Lovecraft was pretty goddamn racist even for his time, and God knows it makes its way into his work.
If I remember correctly, Lewis Carrol made up Alice's Adventures in Wonderland to seduce his friend's pre-teen daughter.
Oliver Twist features an evil character usually called "The Jew" with bushy eyebrows, a long nose, who's greedy, and who--to literally the very end--values his money over his friends and even his faith.
Jaws (my favorite movie) featured a girl actually almost being drowned to death in real life in the opening sequence.
Stanley Kubrick often tortured his actresses in ways that makes me think of the doctor from Human Centipede screaming "FEED THEM!".
Ted Nugent is...well...Ted Nugent, and some people seem to like his music, whatever that is.
We all probably still listen to Michael Jackson, despite everything that happened with him.
George Lucas though Jar Jar Binks was a good idea, but try to pretend you won't ever rewatch the OT.

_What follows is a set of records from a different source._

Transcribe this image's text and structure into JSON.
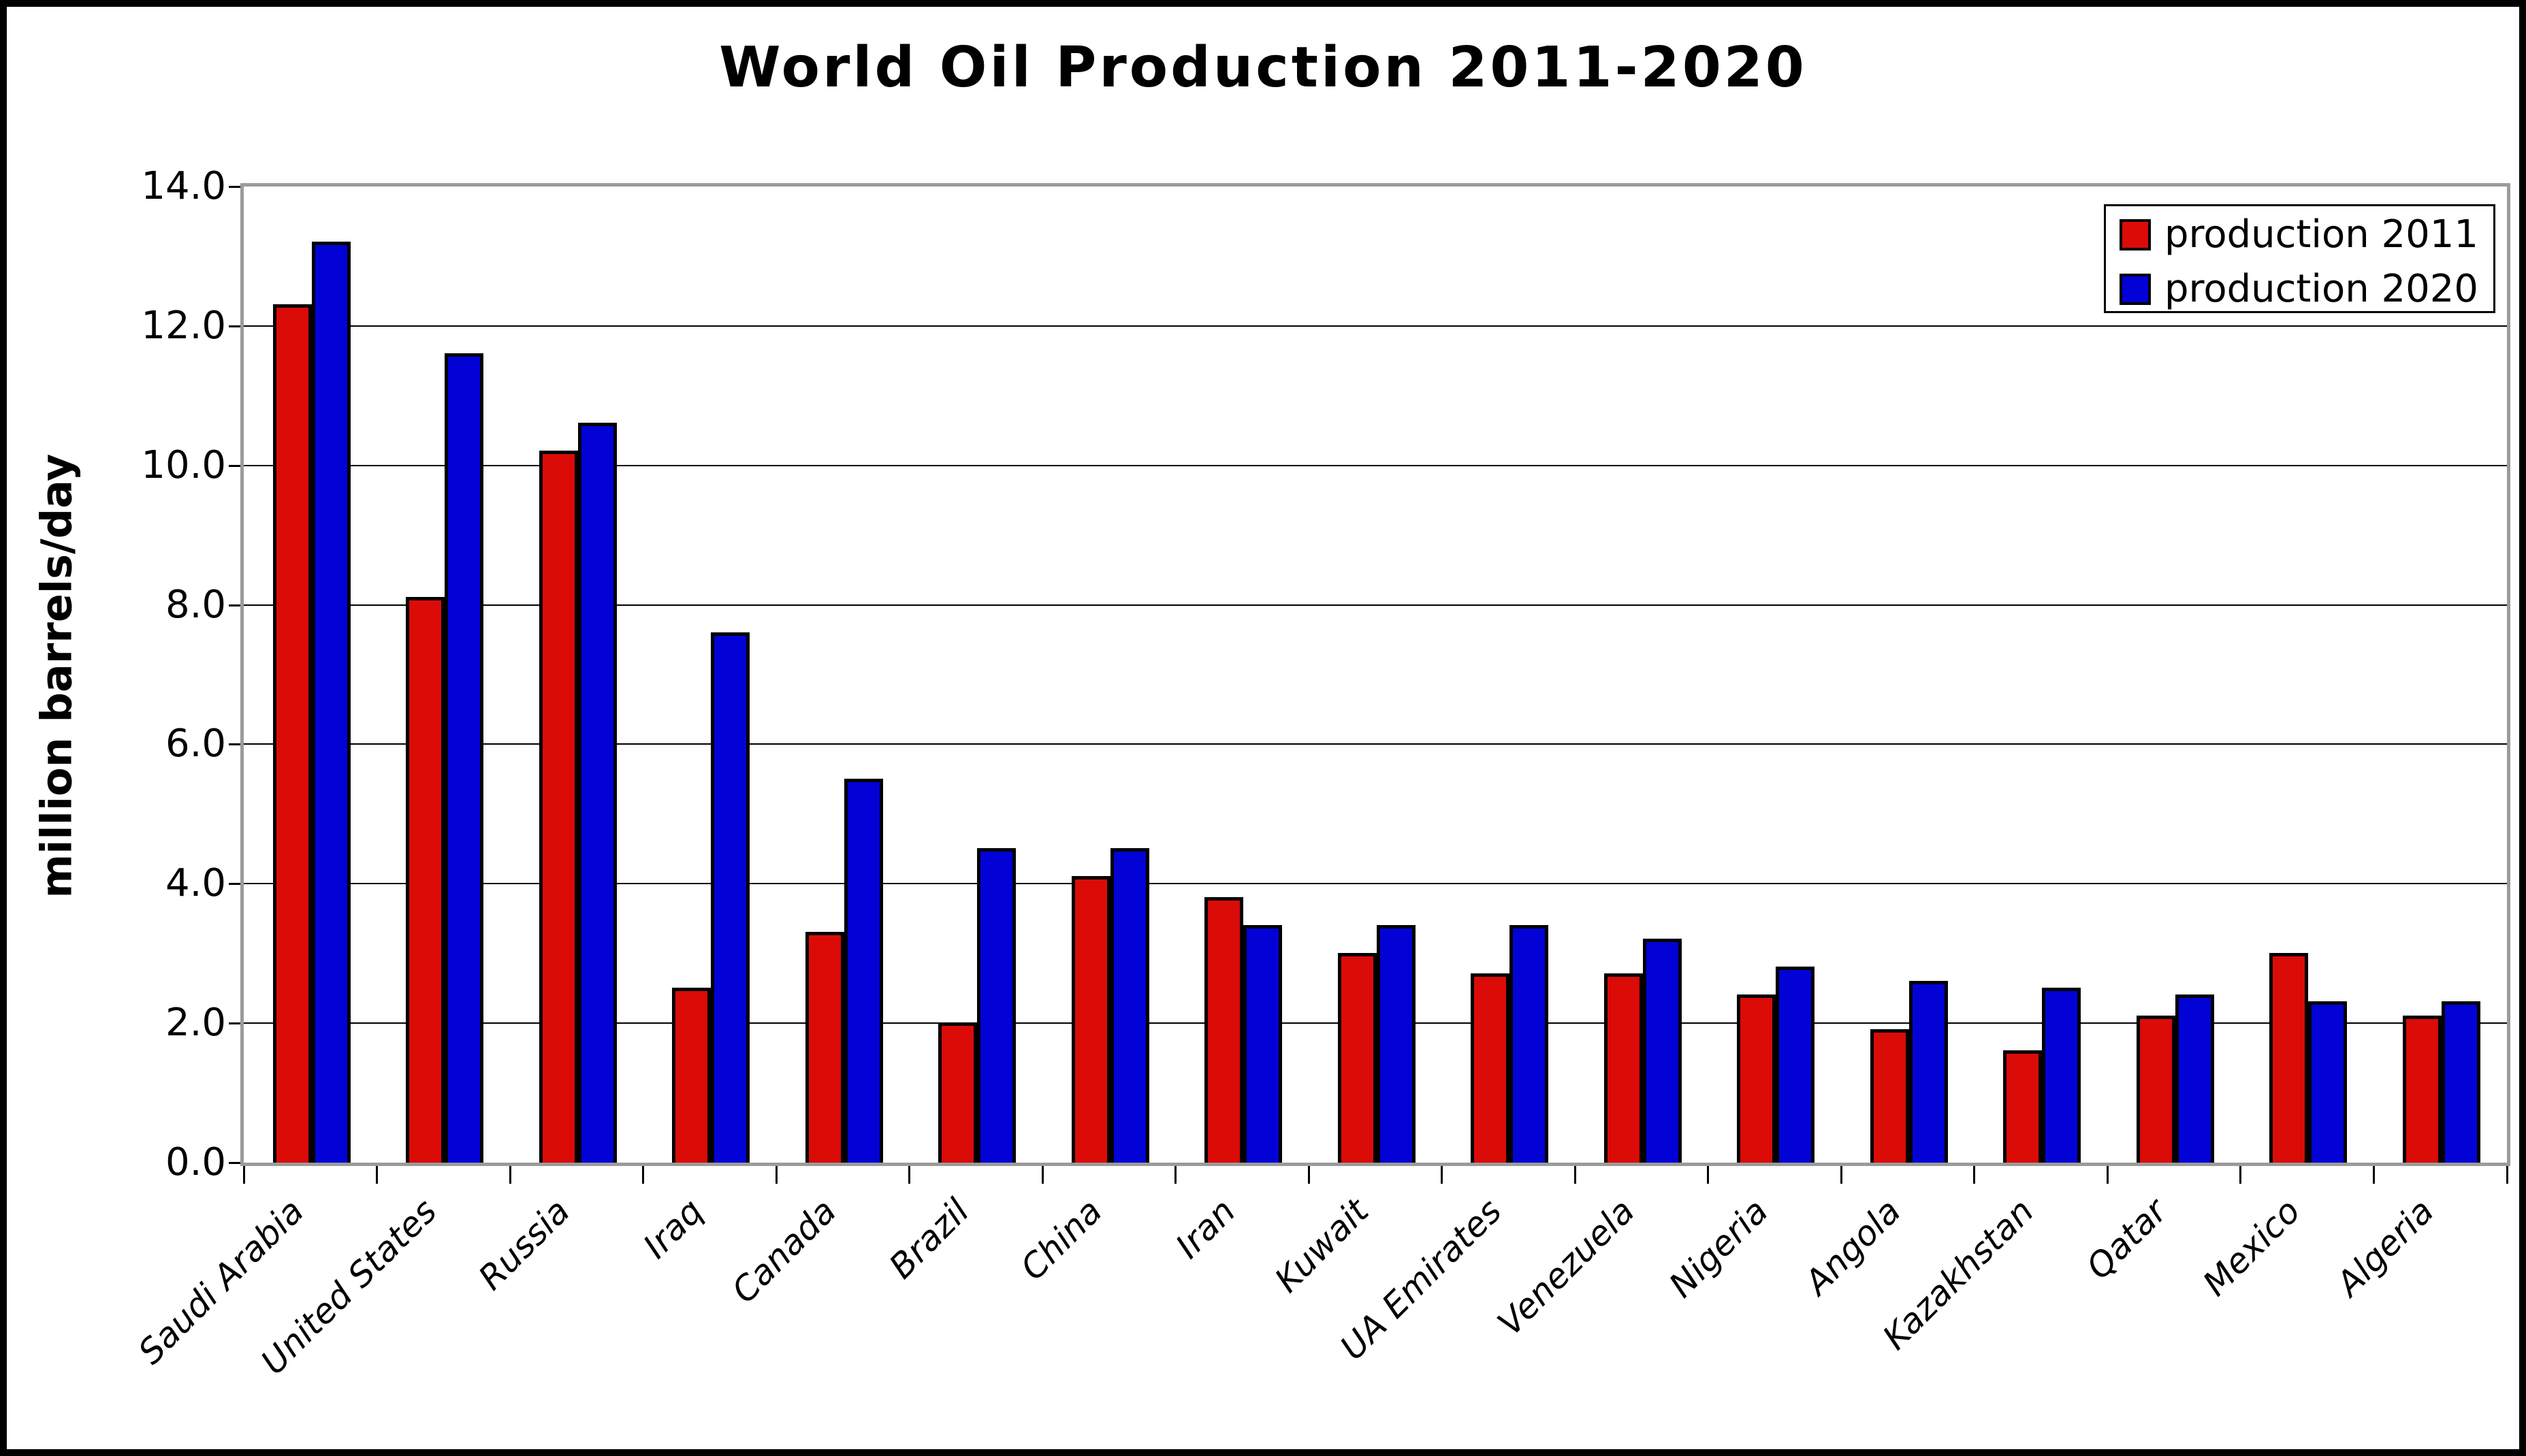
{
  "chart_data": {
    "type": "bar",
    "title": "World Oil Production 2011-2020",
    "xlabel": "",
    "ylabel": "million barrels/day",
    "ylim": [
      0,
      14
    ],
    "ytick_step": 2,
    "ytick_decimals": 1,
    "grid": "horizontal",
    "legend_position": "top-right",
    "categories": [
      "Saudi Arabia",
      "United States",
      "Russia",
      "Iraq",
      "Canada",
      "Brazil",
      "China",
      "Iran",
      "Kuwait",
      "UA Emirates",
      "Venezuela",
      "Nigeria",
      "Angola",
      "Kazakhstan",
      "Qatar",
      "Mexico",
      "Algeria"
    ],
    "series": [
      {
        "name": "production 2011",
        "color": "#db0b07",
        "values": [
          12.3,
          8.1,
          10.2,
          2.5,
          3.3,
          2.0,
          4.1,
          3.8,
          3.0,
          2.7,
          2.7,
          2.4,
          1.9,
          1.6,
          2.1,
          3.0,
          2.1
        ]
      },
      {
        "name": "production 2020",
        "color": "#0202d6",
        "values": [
          13.2,
          11.6,
          10.6,
          7.6,
          5.5,
          4.5,
          4.5,
          3.4,
          3.4,
          3.4,
          3.2,
          2.8,
          2.6,
          2.5,
          2.4,
          2.3,
          2.3
        ]
      }
    ]
  },
  "colors": {
    "background": "#ffffff",
    "frame": "#000000",
    "plot_border": "#9b9b9b",
    "gridline": "#000000",
    "bar_outline": "#000000"
  }
}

So on and so forth. There have been so many works whose authors (used in the sense of 'person who made it') were either tainted or monstrous in themselves, but I try not to let that stop me. I guess there's a sliding scale of degrees: I'm probably never gonna watch House of Cards or anything with Cosby again, but that doesn't mean I can't read Call of Cthulhu. Maybe it helps that Lovecraft is dead, so I don't have to think of my money going to him. Maybe it has to do with a creator's distance from their work, too; I have to see Cosby in Fat Albert, but I don't have to see Lovecraft in Call of Cthulhu.
I don't know, at the end of the day. I try to separate a work of art from their creator whenever I view it (or in the case of older works, put it in context of their time [such as Oliver Twist or Lord of the Rings]), but since I'm not a robot, that's never completely possible.
So my answer is to equivocate and bloviate, as always.